I moved my young family to Houston in 1980, taking a a joint position as an assistant professor in the Department of Gynecology and assistant biochemist in the Department of Biochemistry at the University of Texas System M.D. Anderson Research and Tumor Institute, as it was called then. I rose through the ranks there, becoming the first African American full professor and director of the Experimental Gynecology/Endocrinology Research Laboratory.
One of the driving reasons I had taken the UT position was to change the way we addressed the issue of the overall high mortality rate from breast cancer in African American women, especially among young women. In a 1998 interview, Houston Chronicle editorial board member Frank Michel asked me what had been achieved in addressing this issue. Other than policy changes over nearly two decades, I told him I was concerned that little true change had taken place. “Benign neglect, institutional discrimination and internal politics have left us with a system that has been unresponsive to both research and health-care needs,” I said in his September 21, 1998, editorial, “Racism can be cancer on the health system.”
Problems are ignored. Boat-rockers like Jones are ostracized or patronized or shunted off into corners by good-old-boy networks. Racial and ethnic biological factors are overlooked in research projects. Cultural differences are not factored into scientific data gathering. Minority doctors and researchers are paid less, promoted less, put down as troublemakers or just tolerated. Like cancer itself, the disease can take many forms and many disguises that often make it hard to detect, hard to prove and very hard to eradicate.
Little did Michel realize what responses his article bring. He received calls from readers saying that he needed a brain transplant and that he should blow his liberal brains out. People were angry that he reported how deliberate and unintentional discrimination within the nation’s medical establishment, especially the Texas Medical Center, led to a different, and sometimes deadly double standard. I told him I was not surprised.

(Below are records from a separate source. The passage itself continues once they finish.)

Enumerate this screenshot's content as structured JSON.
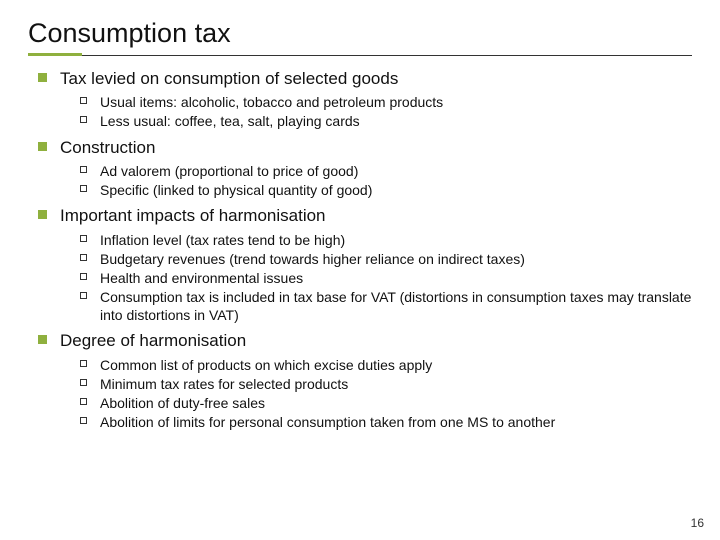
{
  "title": "Consumption tax",
  "accent_color": "#8fb03e",
  "page_number": "16",
  "sections": [
    {
      "heading": "Tax levied on consumption of selected goods",
      "items": [
        "Usual items: alcoholic, tobacco and petroleum products",
        "Less usual: coffee, tea, salt, playing cards"
      ]
    },
    {
      "heading": "Construction",
      "items": [
        "Ad valorem (proportional to price of good)",
        "Specific (linked to physical quantity of good)"
      ]
    },
    {
      "heading": "Important impacts of harmonisation",
      "items": [
        "Inflation level (tax rates tend to be high)",
        "Budgetary revenues (trend towards higher reliance on indirect taxes)",
        "Health and environmental issues",
        "Consumption tax is included in tax base for VAT (distortions in consumption taxes may translate into distortions in VAT)"
      ]
    },
    {
      "heading": "Degree of harmonisation",
      "items": [
        "Common list of products on which excise duties apply",
        "Minimum tax rates for selected products",
        "Abolition of duty-free sales",
        "Abolition of limits for personal consumption taken from one MS to another"
      ]
    }
  ]
}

Michel followed up in a subsequent Chronicle editorial that appeared February 1, 1999, titled, “No-brainer to broaden fight against cancer”:
In care, treatment and research efforts, differences among ethnic minorities have simply not been noted and treated with the same zeal as “mainstream” medicine and prevention. The same has been true with regard to gender, with women getting the short end of the proverbial stick until very recent times. And in the fight against cancer, the consequences have been particularly tragic.
Since that time, we have made progress regarding gender, specifically in white females, but what about others? “Health disparities” has long been part of medical research lexicon, but the New York Times recently reported the mortality rate from breast cancer in African American women in Texas remains almost four times that of white females. This, despite Houston being home to the largest medical center in the world and the number one cancer center.

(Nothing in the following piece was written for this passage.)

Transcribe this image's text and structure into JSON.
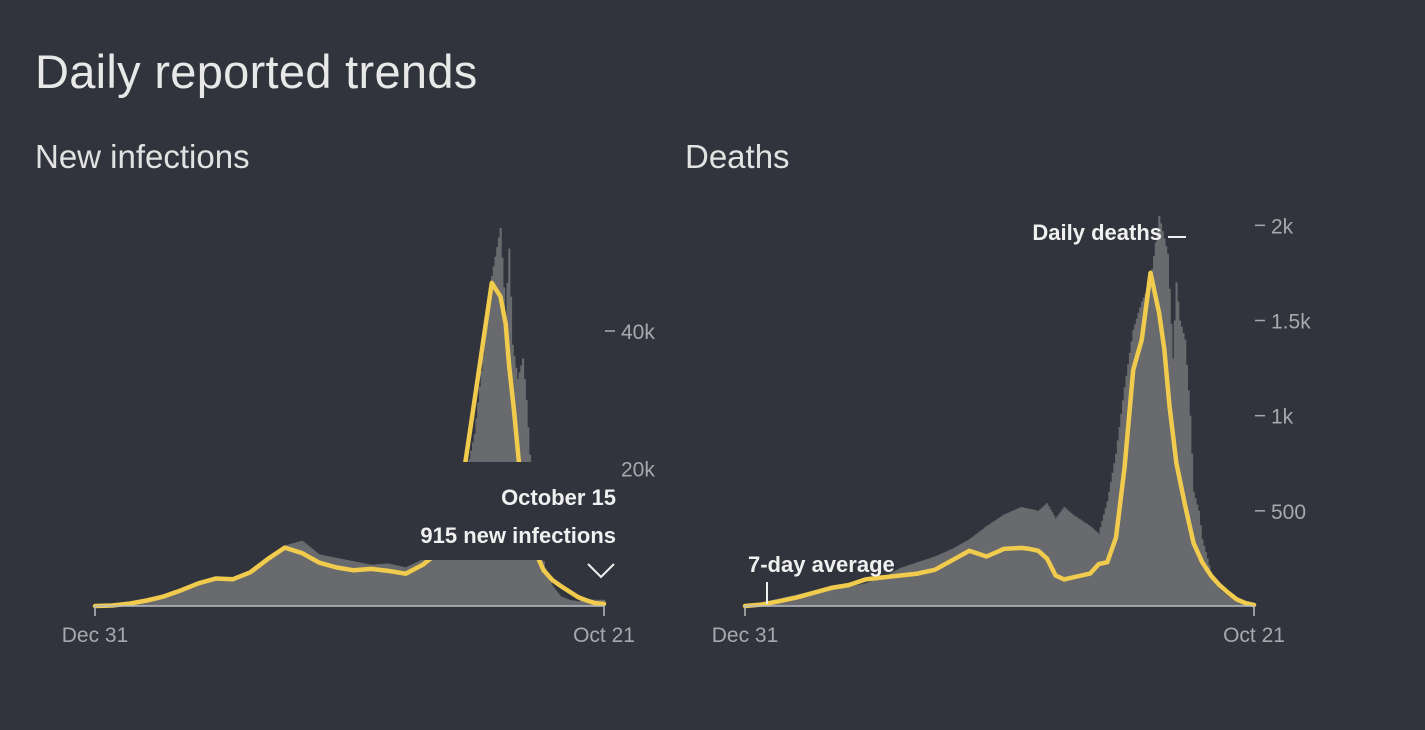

How can this be? One factor often overlooked is that lack of concordance. The gap remains because, at the leadership and faculty level, the researchers don’t understand the problems.
So how much has really changed, other than more money, more papers being published and more meetings on the subject to point out that we have a problem?
With my retirement from the University of Texas M.D. Anderson Cancer Center, its name in the 21st century, there is now no African American full professor in the basic or behavioral sciences at that institution. The center I founded is on life-support. And I no longer have any relationship with the institution where I spent 33 years of my life bringing the issue of health disparities to the forefront.
One could say that I had been a one-man warning sign of what I see as cancers on the health-care system – benign neglect, racism and white privilege. On the other hand, it could be that there are others ready and willing to take up the mantle regarding these issues, others who must be sought out and heard.
We can’t continue to publish papers and get more grants without reducing the gaps that are acknowledged over and over again. It is a threat to the very being of this nation. If you don’t agree and think that we are making sufficient change, at the very least it is worth putting that position to the rigors of scientific and social inquiry. More importantly, it should not be dismissed as brainlessness or the rants of a boat rocker or malcontent, because so much is at stake for my children and yours.